3. Canadian access to new medicines
- Of 250 new active substances approved internationally between 2018–2022, 169 (68%) had been submitted for Health Canada review by September 2024 (Figure 5). Of those, 153 received a Notice of Compliance (NOC), 8 were still under review, and 8 had an unsuccessful review process.
- 81 medicines (32%) were not submitted to Health Canada. These could be newer medicines that will be submitted later, or medicines for indications with no prevalence in Canada (such as Dengvaxia, approved by the FDA for the treatment of dengue fever).

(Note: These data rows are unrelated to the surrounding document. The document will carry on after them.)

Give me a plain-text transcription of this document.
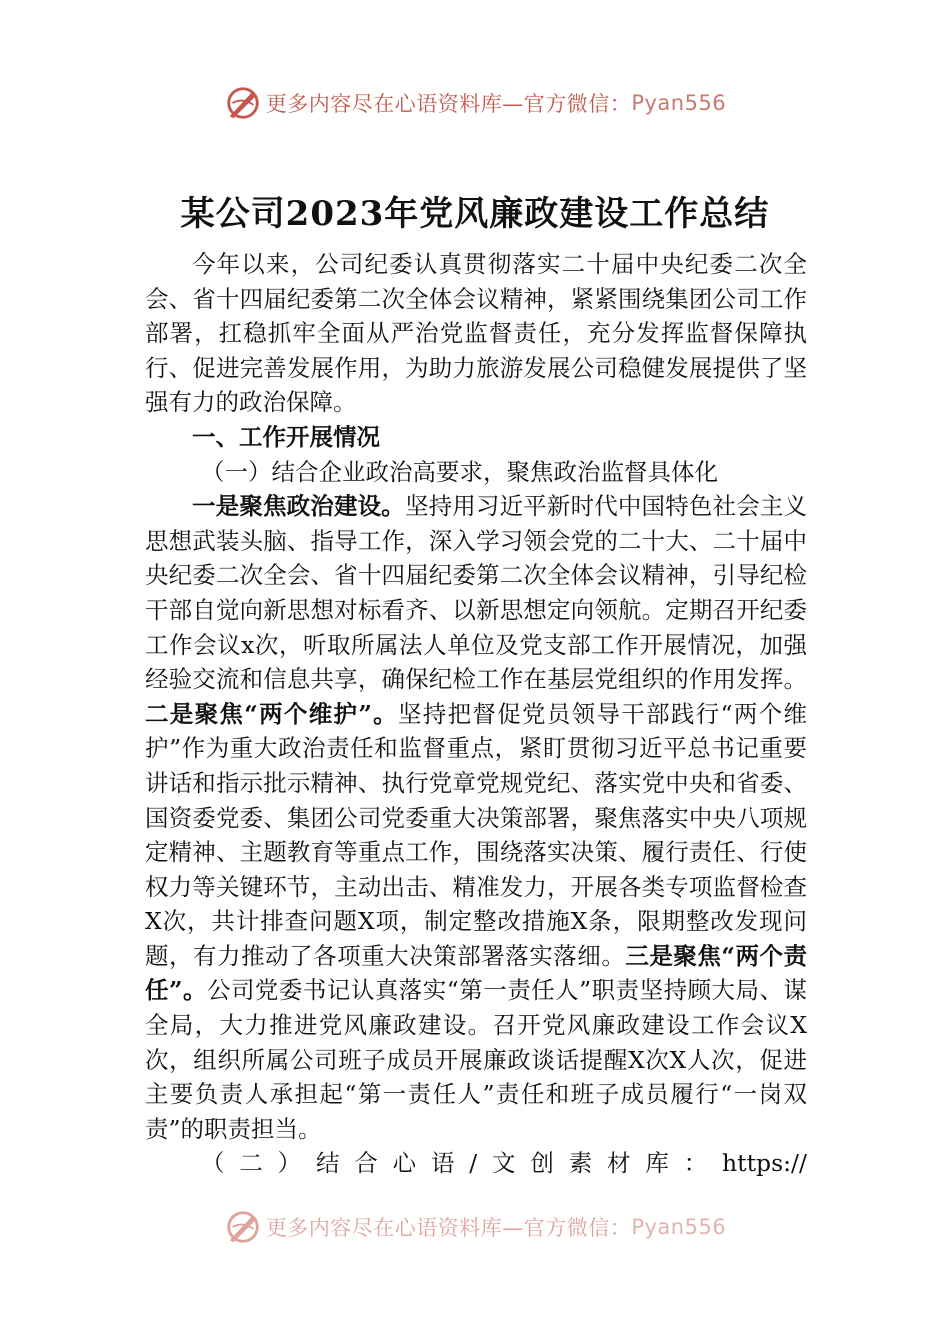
更多内容尽在心语资料库—官方微信： Pyan556
某公司2023年党风廉政建设工作总结

今年以来，公司纪委认真贯彻落实二十届中央纪委二次全会、省十四届纪委第二次全体会议精神，紧紧围绕集团公司工作部署，扛稳抓牢全面从严治党监督责任，充分发挥监督保障执行、促进完善发展作用，为助力旅游发展公司稳健发展提供了坚强有力的政治保障。

一、工作开展情况

（一）结合企业政治高要求，聚焦政治监督具体化

一是聚焦政治建设。坚持用习近平新时代中国特色社会主义思想武装头脑、指导工作，深入学习领会党的二十大、二十届中央纪委二次全会、省十四届纪委第二次全体会议精神，引导纪检干部自觉向新思想对标看齐、以新思想定向领航。定期召开纪委工作会议x次，听取所属法人单位及党支部工作开展情况，加强经验交流和信息共享，确保纪检工作在基层党组织的作用发挥。二是聚焦“两个维护”。坚持把督促党员领导干部践行“两个维护”作为重大政治责任和监督重点，紧盯贯彻习近平总书记重要讲话和指示批示精神、执行党章党规党纪、落实党中央和省委、国资委党委、集团公司党委重大决策部署，聚焦落实中央八项规定精神、主题教育等重点工作，围绕落实决策、履行责任、行使权力等关键环节，主动出击、精准发力，开展各类专项监督检查X次，共计排查问题X项，制定整改措施X条，限期整改发现问题，有力推动了各项重大决策部署落实落细。三是聚焦“两个责任”。公司党委书记认真落实“第一责任人”职责坚持顾大局、谋全局，大力推进党风廉政建设。召开党风廉政建设工作会议X次，组织所属公司班子成员开展廉政谈话提醒X次X人次，促进主要负责人承担起“第一责任人”责任和班子成员履行“一岗双责”的职责担当。

（ 二 ） 结 合 心 语 / 文 创 素 材 库 ： https://
更多内容尽在心语资料库—官方微信： Pyan556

- The sale of new active substances approved by Health Canada in 2022 occurred on average 14 months following first international sale.

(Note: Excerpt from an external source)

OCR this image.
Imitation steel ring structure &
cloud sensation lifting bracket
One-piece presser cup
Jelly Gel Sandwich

Figure 5. Health Canada review status of new active substances with an international approval between 2018 and 2022
Figure - Text version
- 250 new active substances approved internationally between 2018 and 2022
- 81 not submitted to Health Canada
- 169 submitted to Health Canada for approval
- 153 received a Notice of Compliance
- 8 currently under review
- 8 no NOC granted*
Note: Review statuses were last updated on September 25, 2024.
*The submission resulted in a notice of non-compliance or the review was cancelled by the sponsor.
Data source: Health Canada’s Notice of Compliance database; Health Canada’s New Drug Submissions Completed website; and Health Canada’s New Drug Submissions Under Review website.
Conclusion
This study highlights the ongoing prevalence of high-cost and rare disease drugs among newly approved medicines. As Canada continues to approve and market the highest-selling new medicines, there is a need for more information on the impact of new approvals on payers and patients.
Limitations
As we focus on three approval bodies, it is possible that some new medicines included in the analysis may have an earlier approval date in other jurisdictions, and that some medicines with a first international approval between 2018 and 2023 are not included in the analysis.
Disclaimer
Although based in part on data under license by IQVIA™, the statements, findings, conclusions, views and opinions expressed in this report are exclusively those of the PMPRB.